Em outro ponto, a defesa pretendia a isenção da responsabilidade penal sob a alegação de que houve comprometimento do dever de assistência em virtude do comportamento da própria vítima. Suscitou a tese de inocência a partir do argumento de que não haveria abandono no sentido jurídico-penal “se o próprio beneficiário da assistência se subtrai a esta, de espontânea iniciativa, pouco importando que o obrigado à assistência não vá a seu encalço”.

O ministro Paciornik observou que ao garante é imposto o dever de impedir o resultado. O artigo 13, parágrafo 2º, do Código Penal descreve que a omissão ocorrida quando a pessoa devia ou podia ter agido para evitar o resultado é penalmente relevante, uma vez que a denunciada assumiu a responsabilidade do dever de assistência à vítima. O magistrado acrescentou que a doutrina reavaliou o instituto, de forma a retratar todas as hipóteses geradoras da posição de garantidor. Nela se integra a “assunção, por parte de alguém, de uma função protetiva unilateral ou bilateral, que, independentemente de um contrato formal, conduza a que se lhe confie a proteção do bem jurídico”.

Segundo o magistrado, são indispensáveis a voluntariedade e a consciência do dever assumido. “Veja-se, também, que da assunção decorre uma expectativa, uma confiança de que haverá por parte do garantidor a efetiva assistência ao incapaz. Efetivamente, a assunção fática deve ser expressa, verbalmente aferível, ou demonstrada pela exteriorização do comportamento da pessoa que efetivamente assume a responsabilidade de resguardar o incapaz dos prováveis perigos e lesões a que estará submetido se sozinho estiver”, explicou.

Joel Paciornik asseverou que a pouca idade da criança é aspecto relevante.
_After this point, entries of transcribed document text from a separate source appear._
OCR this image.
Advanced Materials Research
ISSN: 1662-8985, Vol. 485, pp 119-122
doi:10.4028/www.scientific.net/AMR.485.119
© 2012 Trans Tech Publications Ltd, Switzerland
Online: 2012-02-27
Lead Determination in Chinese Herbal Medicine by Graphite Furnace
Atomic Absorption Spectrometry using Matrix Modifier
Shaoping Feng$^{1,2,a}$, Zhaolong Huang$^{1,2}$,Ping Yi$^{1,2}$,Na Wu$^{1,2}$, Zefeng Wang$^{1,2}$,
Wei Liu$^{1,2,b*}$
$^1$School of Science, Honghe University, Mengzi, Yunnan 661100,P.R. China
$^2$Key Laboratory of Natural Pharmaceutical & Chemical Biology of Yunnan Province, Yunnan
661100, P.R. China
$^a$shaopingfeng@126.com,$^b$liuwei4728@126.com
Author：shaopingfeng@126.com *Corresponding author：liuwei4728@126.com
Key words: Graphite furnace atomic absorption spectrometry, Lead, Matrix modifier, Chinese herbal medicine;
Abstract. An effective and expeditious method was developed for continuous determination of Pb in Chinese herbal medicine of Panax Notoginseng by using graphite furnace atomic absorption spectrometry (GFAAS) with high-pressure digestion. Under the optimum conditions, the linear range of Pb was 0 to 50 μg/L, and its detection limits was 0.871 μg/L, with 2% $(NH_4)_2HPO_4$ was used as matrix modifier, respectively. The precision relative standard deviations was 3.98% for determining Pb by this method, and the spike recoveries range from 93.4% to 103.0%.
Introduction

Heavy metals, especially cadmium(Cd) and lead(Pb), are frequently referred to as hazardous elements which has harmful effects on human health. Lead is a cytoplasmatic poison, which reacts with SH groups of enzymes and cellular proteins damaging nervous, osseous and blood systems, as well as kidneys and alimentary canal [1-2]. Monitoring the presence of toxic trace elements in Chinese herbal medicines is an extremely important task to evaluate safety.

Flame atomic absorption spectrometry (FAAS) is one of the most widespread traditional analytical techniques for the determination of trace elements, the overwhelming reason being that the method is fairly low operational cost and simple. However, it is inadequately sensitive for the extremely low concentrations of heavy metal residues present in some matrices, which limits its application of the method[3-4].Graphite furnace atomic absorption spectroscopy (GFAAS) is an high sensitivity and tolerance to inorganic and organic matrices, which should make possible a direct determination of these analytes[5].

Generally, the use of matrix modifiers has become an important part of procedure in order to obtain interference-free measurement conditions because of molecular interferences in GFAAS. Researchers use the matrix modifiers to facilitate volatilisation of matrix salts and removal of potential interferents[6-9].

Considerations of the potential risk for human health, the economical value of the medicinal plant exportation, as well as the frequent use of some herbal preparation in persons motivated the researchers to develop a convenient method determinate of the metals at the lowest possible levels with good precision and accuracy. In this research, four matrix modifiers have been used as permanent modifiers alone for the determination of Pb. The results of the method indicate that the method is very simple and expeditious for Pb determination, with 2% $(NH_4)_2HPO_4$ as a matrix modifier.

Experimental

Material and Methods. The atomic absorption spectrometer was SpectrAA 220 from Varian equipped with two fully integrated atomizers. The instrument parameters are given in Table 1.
Em princípio, “se o infante logrou se subtrair da assistência, a omissão penalmente relevante já estaria configurada de per si porque a paciente, presumivelmente, não agira com a necessária cautela e com a abnegação que lhe era devida”, disse.

O ministro ressalvou que “não restará configurado o delito omissivo quando demonstrado que a pessoa à qual se atribui a obrigação de evitar o resultado não tinha condições de agir para impedi-lo”. Caberá à instrução probatória definir as nuances quanto ao período em que a guarda foi comprometida pela fuga inevitável do incapaz, se o foi, o que poderia isentar ao garantidor dos riscos da desassistência.